Since half a century, the notion of Copulas, introduced by Sklar in 1959, is the standard approach to model complex dependence structures in multivariate random vectors. In a broad range of domains, multivariate statistics and dependence structure modeling is an important part of the statistical treatment of the information, and therefore many applied domains have widely adopted copulas frameworks.
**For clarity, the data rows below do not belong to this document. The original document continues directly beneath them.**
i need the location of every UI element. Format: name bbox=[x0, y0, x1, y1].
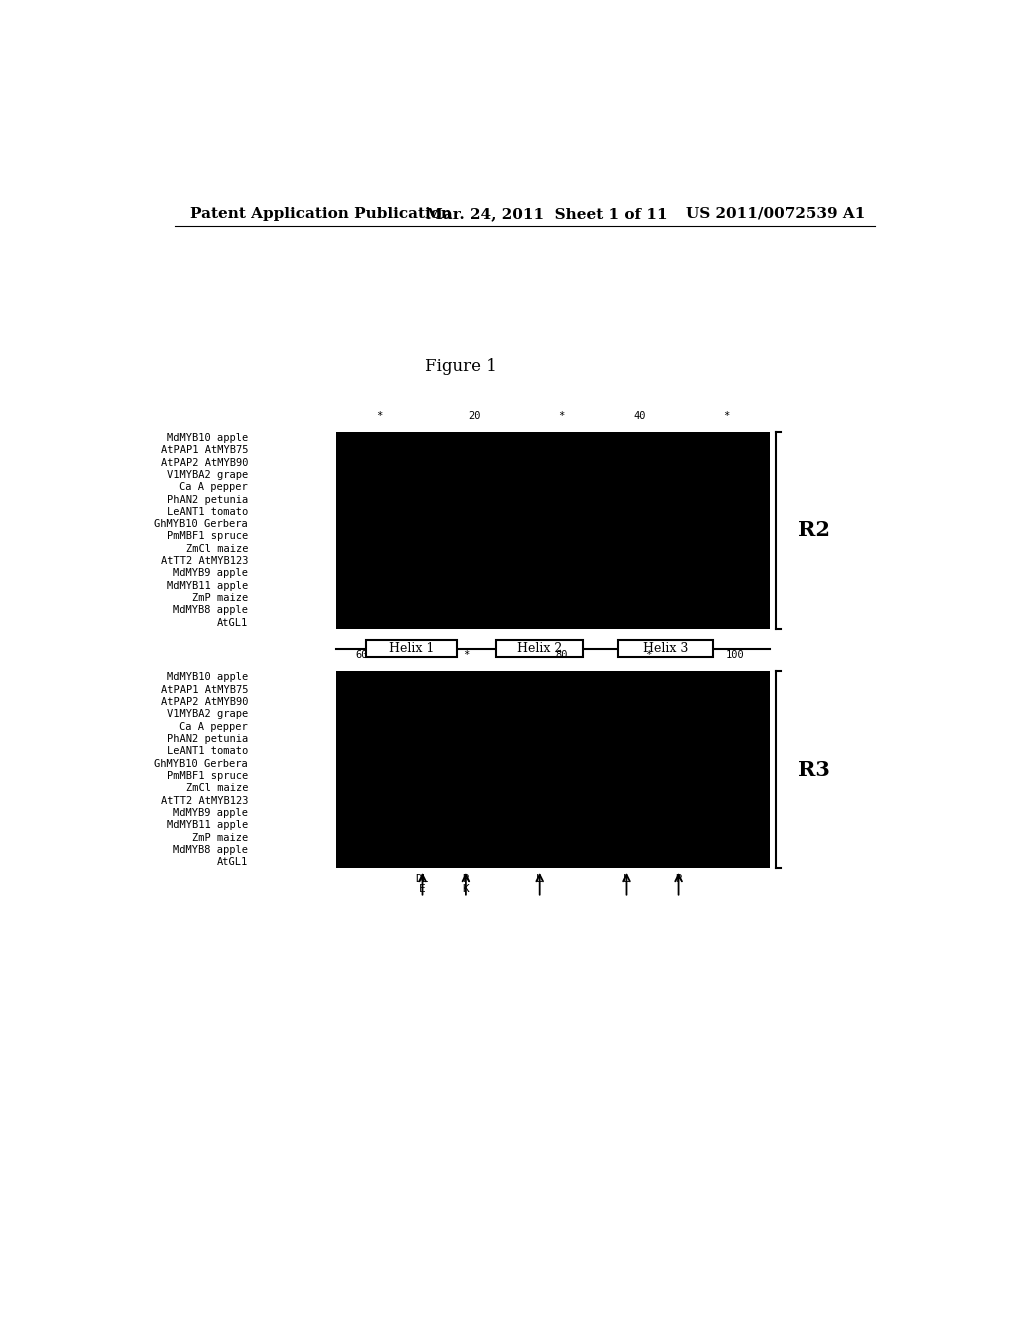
Text: US 2011/0072539 A1: US 2011/0072539 A1 bbox=[686, 207, 865, 220]
FancyBboxPatch shape bbox=[497, 640, 583, 657]
Text: AtTT2 AtMYB123: AtTT2 AtMYB123 bbox=[161, 556, 248, 566]
Bar bbox=[336, 818, 770, 832]
Text: E: E bbox=[419, 884, 426, 894]
Bar bbox=[336, 807, 770, 818]
Text: Helix 1: Helix 1 bbox=[389, 643, 434, 656]
Text: R2: R2 bbox=[798, 520, 829, 540]
Text: AtPAP2 AtMYB90: AtPAP2 AtMYB90 bbox=[161, 697, 248, 708]
Text: 60: 60 bbox=[355, 651, 368, 660]
Bar bbox=[336, 684, 770, 696]
Text: DL: DL bbox=[416, 874, 429, 884]
Bar bbox=[336, 721, 770, 733]
Bar bbox=[336, 579, 770, 591]
Bar bbox=[336, 616, 770, 628]
Text: 100: 100 bbox=[726, 651, 744, 660]
Bar bbox=[336, 843, 770, 857]
Text: V1MYBA2 grape: V1MYBA2 grape bbox=[167, 470, 248, 480]
Bar bbox=[336, 457, 770, 469]
Text: ZmP maize: ZmP maize bbox=[191, 593, 248, 603]
Text: Patent Application Publication: Patent Application Publication bbox=[190, 207, 452, 220]
Bar bbox=[336, 506, 770, 517]
Text: MdMYB11 apple: MdMYB11 apple bbox=[167, 820, 248, 830]
Bar bbox=[336, 605, 770, 616]
Text: Helix 2: Helix 2 bbox=[517, 643, 562, 656]
Bar bbox=[336, 432, 770, 444]
Text: Figure 1: Figure 1 bbox=[425, 358, 498, 375]
Text: ZmP maize: ZmP maize bbox=[191, 833, 248, 842]
Text: AtGL1: AtGL1 bbox=[217, 618, 248, 628]
Text: *: * bbox=[558, 411, 564, 421]
Text: MdMYB8 apple: MdMYB8 apple bbox=[173, 845, 248, 855]
Text: AtTT2 AtMYB123: AtTT2 AtMYB123 bbox=[161, 796, 248, 805]
Bar bbox=[336, 671, 770, 684]
Text: PmMBF1 spruce: PmMBF1 spruce bbox=[167, 771, 248, 781]
Text: AtPAP1 AtMYB75: AtPAP1 AtMYB75 bbox=[161, 685, 248, 694]
Text: AtGL1: AtGL1 bbox=[217, 857, 248, 867]
Text: MdMYB9 apple: MdMYB9 apple bbox=[173, 569, 248, 578]
Text: 80: 80 bbox=[555, 651, 567, 660]
Text: K: K bbox=[463, 884, 469, 894]
Text: GhMYB10 Gerbera: GhMYB10 Gerbera bbox=[155, 759, 248, 768]
FancyBboxPatch shape bbox=[617, 640, 714, 657]
Bar bbox=[336, 517, 770, 531]
FancyBboxPatch shape bbox=[367, 640, 458, 657]
Bar bbox=[336, 591, 770, 605]
Text: GhMYB10 Gerbera: GhMYB10 Gerbera bbox=[155, 519, 248, 529]
Text: L: L bbox=[624, 874, 630, 884]
Bar bbox=[336, 469, 770, 480]
Text: *: * bbox=[463, 651, 469, 660]
Text: MdMYB8 apple: MdMYB8 apple bbox=[173, 606, 248, 615]
Text: 20: 20 bbox=[468, 411, 481, 421]
Text: *: * bbox=[723, 411, 729, 421]
Text: R3: R3 bbox=[798, 760, 829, 780]
Bar bbox=[336, 758, 770, 770]
Bar bbox=[336, 744, 770, 758]
Bar bbox=[336, 444, 770, 457]
Bar bbox=[336, 770, 770, 781]
Text: AtPAP2 AtMYB90: AtPAP2 AtMYB90 bbox=[161, 458, 248, 467]
Text: R: R bbox=[463, 874, 469, 884]
Text: V1MYBA2 grape: V1MYBA2 grape bbox=[167, 709, 248, 719]
Bar bbox=[336, 855, 770, 869]
Text: PhAN2 petunia: PhAN2 petunia bbox=[167, 495, 248, 504]
Text: MdMYB10 apple: MdMYB10 apple bbox=[167, 433, 248, 444]
Text: ZmCl maize: ZmCl maize bbox=[185, 544, 248, 554]
Bar bbox=[336, 554, 770, 568]
Bar bbox=[336, 733, 770, 744]
Text: PhAN2 petunia: PhAN2 petunia bbox=[167, 734, 248, 744]
Text: Helix 3: Helix 3 bbox=[643, 643, 688, 656]
Text: PmMBF1 spruce: PmMBF1 spruce bbox=[167, 532, 248, 541]
Bar bbox=[336, 531, 770, 543]
Bar bbox=[336, 543, 770, 554]
Text: Ca A pepper: Ca A pepper bbox=[179, 482, 248, 492]
Text: *: * bbox=[376, 411, 382, 421]
Text: R: R bbox=[675, 874, 682, 884]
Text: ZmCl maize: ZmCl maize bbox=[185, 783, 248, 793]
Text: Ca A pepper: Ca A pepper bbox=[179, 722, 248, 731]
Text: MdMYB11 apple: MdMYB11 apple bbox=[167, 581, 248, 591]
Text: 40: 40 bbox=[633, 411, 646, 421]
Text: MdMYB10 apple: MdMYB10 apple bbox=[167, 672, 248, 682]
Text: MdMYB9 apple: MdMYB9 apple bbox=[173, 808, 248, 818]
Bar bbox=[336, 781, 770, 795]
Bar bbox=[336, 494, 770, 506]
Text: L: L bbox=[537, 874, 543, 884]
Text: LeANT1 tomato: LeANT1 tomato bbox=[167, 507, 248, 517]
Bar bbox=[336, 795, 770, 807]
Bar bbox=[336, 708, 770, 721]
Text: LeANT1 tomato: LeANT1 tomato bbox=[167, 746, 248, 756]
Text: Mar. 24, 2011  Sheet 1 of 11: Mar. 24, 2011 Sheet 1 of 11 bbox=[426, 207, 668, 220]
Bar bbox=[336, 480, 770, 494]
Bar bbox=[336, 832, 770, 843]
Text: AtPAP1 AtMYB75: AtPAP1 AtMYB75 bbox=[161, 445, 248, 455]
Bar bbox=[336, 568, 770, 579]
Bar bbox=[336, 696, 770, 708]
Text: *: * bbox=[645, 651, 651, 660]
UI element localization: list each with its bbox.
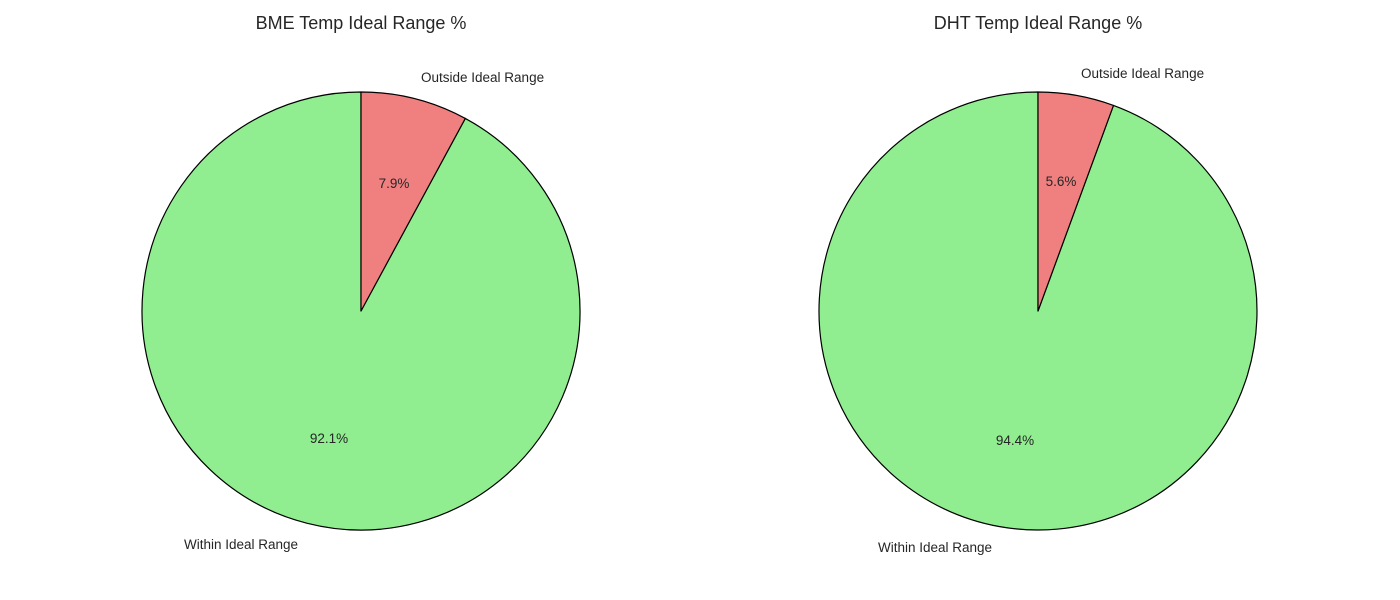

In Julia, the probabilistic and statistical ecosystem is centered on Distributions.jl
, which provides the standard tools to deal with random variables. Copulas.jl
provides many standard tools to model dependencies between random variables: evaluation of probabilities and moments, Kendall's tau, Spearmann's rho, distribution function and density evaluation, fitting models to data through inverse moments or loglikelyhood maximization, etc, are available for a wide range of classical parametric copula families. Moreover, the Sklar type, mimicking Sklar's Theorem, allows building full models including the Copulas and marginal specifications. These complex multivariate models are compatible with the broader Distributions.jl
ecosystem, allowing to, e.g., plug them directly into Turing.jl
for Bayesian applications.
In this talk, we present the new tools that we developed, their integration to the ecosystem, and we showcase the new functionalities that are now available to the practitioner. The fact that this is native Julia allows beautiful application to weird number types that were not possible before, and we believe this package is a great addition to the Julia ecosystem.